Trafic de drogue à Maurice : Absence préoccupante de volonté politique pour combattre ce fleau

 

27 juillet 2018. Deux ans déjà depuis que la Commission d’enquête sur la drogue, présidée par l’ex-juge Paul Lam Shang Leen, a rendu public son rapport. Mais depuis, il semble que le rapport a été oublié dans un tiroir. Rien de bien tangible n’a été fait pour l’heure par le gouvernement jusqu’à maintenant. Or, les travailleurs sociaux, dont l’indéfatigable Ally Lazer, continuent de crier dans le désert. En arrière-plan, l’absence de politique de prévention dans les écoles et l’absence de volonté politique de combattre la drogue. Le point sur une situation préoccupante, avec les travailleurs sociaux Ally Lazer et Danny Philipe, l’avocat Rama Valayden, et le député Mahen Gungapersad.

Les spéculations sont allées bon train dans le sillage du naufrage du Wakashio. Que transportait exactement ce navire ? Pourquoi certains radars des gardes-côtes étaient-ils en panne ? En outre, selon les travailleurs sociaux, il n’y avait aucune pénurie de drogue durant le confinement. Ces dernières années, tout le pays avait vu la saisie d’importantes quantités de drogue dure, y compris dans le port.

Récemment, de la drogue avait disparu des locaux de l’ADSU. Des officiers de cette unité ont même comparu en cour.

Les travailleurs sociaux ont-ils raison à l’effet que le gros de la drogue arrive à Maurice par voie maritime, et que les plus gros obstacles, selon eux, sont la corruption et les protections occultes ?

Il y a aussi eu l’entrée de la drogue synthétique sur le marché, qui fait des ravages, selon les travailleurs sociaux, parmi les jeunes. Or, on peut constater l’absence d’une politique nationale de prévention sur la drogue parmi les étudiants.

Or, il y a bien eu la commission Lam Shang Leen, qui a fait plusieurs recommandations intéressantes, mais après un simulacre de Task Force, rien n’a été fait sur ce rapport. Faut-il donner raison à Me Rama Valayden à l’effet qu’il n’y a aucune volonté politique de combattre la drogue dans le pays ?

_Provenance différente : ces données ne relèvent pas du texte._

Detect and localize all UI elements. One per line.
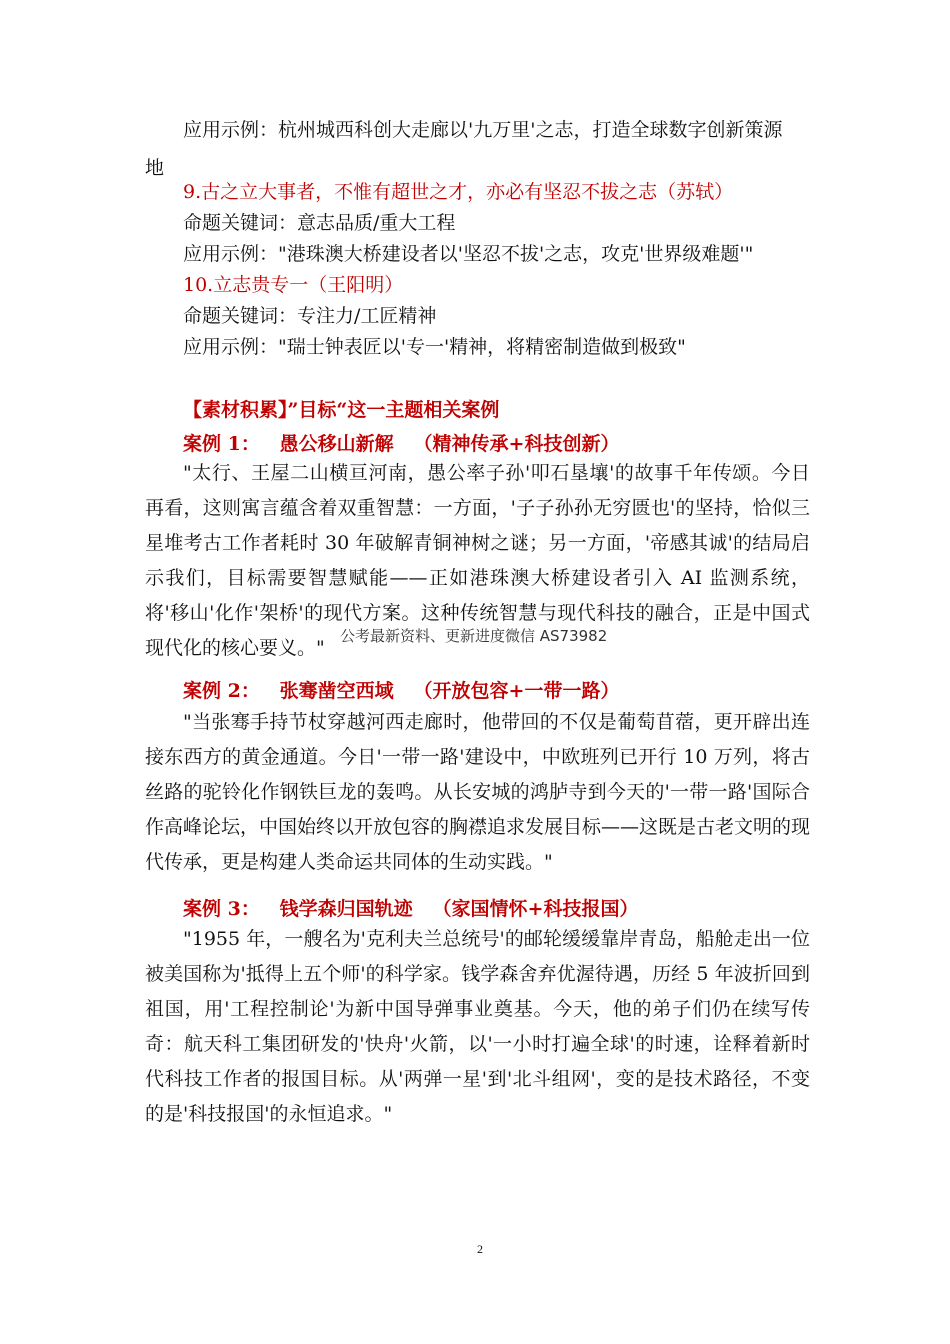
case-title: 案例 3： 钱学森归国轨迹 （家国情怀+科技报国）	[183, 898, 639, 920]
section-heading	[183, 390, 810, 430]
watermark: 公考最新资料、更新进度微信 AS73982	[340, 627, 608, 645]
case-title: 案例 2： 张骞凿空西域 （开放包容+一带一路）	[183, 680, 620, 702]
example-line: 应用示例：杭州城西科创大走廊以'九万里'之志，打造全球数字创新策源	[183, 119, 783, 141]
quote-keywords: 命题关键词：专注力/工匠精神	[183, 305, 437, 327]
case-body: "1955 年，一艘名为'克利夫兰总统号'的邮轮缓缓靠岸青岛，船舱走出一位被美国称为'抵得上五个师'的科学家。钱学森舍弃优渥待遇，历经 5 年波折回到祖国，用'工程控制论'为新中国导弹事业奠基。今天，他的弟子们仍在续写传奇：航天科工集团研发的'快舟'火箭，以'一小时打遍全球'的时速，诠释着新时代科技工作者的报国目标。从'两弹一星'到'北斗组网'，变的是技术路径，不变的是'科技报国'的永恒追求。"	[145, 928, 810, 1125]
quote-title: 10.立志贵专一（王阳明）	[183, 274, 404, 296]
case-title: 案例 1： 愚公移山新解 （精神传承+科技创新）	[183, 433, 620, 455]
case-body: "太行、王屋二山横亘河南，愚公率子孙'叩石垦壤'的故事千年传颂。今日再看，这则寓言蕴含着双重智慧：一方面，'子子孙孙无穷匮也'的坚持，恰似三星堆考古工作者耗时 30 年破解青铜神树之谜；另一方面，'帝感其诚'的结局启示我们，目标需要智慧赋能——正如港珠澳大桥建设者引入 AI 监测系统，将'移山'化作'架桥'的现代方案。这种传统智慧与现代科技的融合，正是中国式现代化的核心要义。"	[145, 462, 810, 659]
quote-keywords: 命题关键词：意志品质/重大工程	[183, 212, 456, 234]
section-heading-text: 【素材积累】”目标“这一主题相关案例	[183, 399, 500, 421]
quote-example: 应用示例："瑞士钟表匠以'专一'精神，将精密制造做到极致"	[183, 336, 686, 358]
case-body: "当张骞手持节杖穿越河西走廊时，他带回的不仅是葡萄苜蓿，更开辟出连接东西方的黄金通道。今日'一带一路'建设中，中欧班列已开行 10 万列，将古丝路的驼铃化作钢铁巨龙的轰鸣。从长安城的鸿胪寺到今天的'一带一路'国际合作高峰论坛，中国始终以开放包容的胸襟追求发展目标——这既是古老文明的现代传承，更是构建人类命运共同体的生动实践。"	[145, 711, 811, 873]
page-number: 2	[477, 1242, 483, 1256]
example-line-continued: 地	[145, 157, 165, 179]
quote-example: 应用示例："港珠澳大桥建设者以'坚忍不拔'之志，攻克'世界级难题'"	[183, 243, 754, 265]
quote-title: 9.古之立大事者，不惟有超世之才，亦必有坚忍不拔之志（苏轼）	[183, 181, 734, 203]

Le rapport Lam Shang Leen au point mort

Me Rama Valayden : «  Aucune volonté politique pour combattre la drogue »

rama_valaydenMe Rama Valayden nous affirme qu’il n’y a pas de volonté politique pour combattre la drogue. Ce serait la raison pour laquelle il n’a pas déposé devant la commission Lam Shang Leen. « Cela n’aurait servi à rien ! », assène-t-il.

Rama Valayden revient sur quelques recommandations du rapport que le gouvernement n’a pas prises en considération.

La commission a ainsi donné plus de 100 noms, sur qui des enquêtes auraient dû être effectuées mais jusqu’à maintenant, rien n’a été fait.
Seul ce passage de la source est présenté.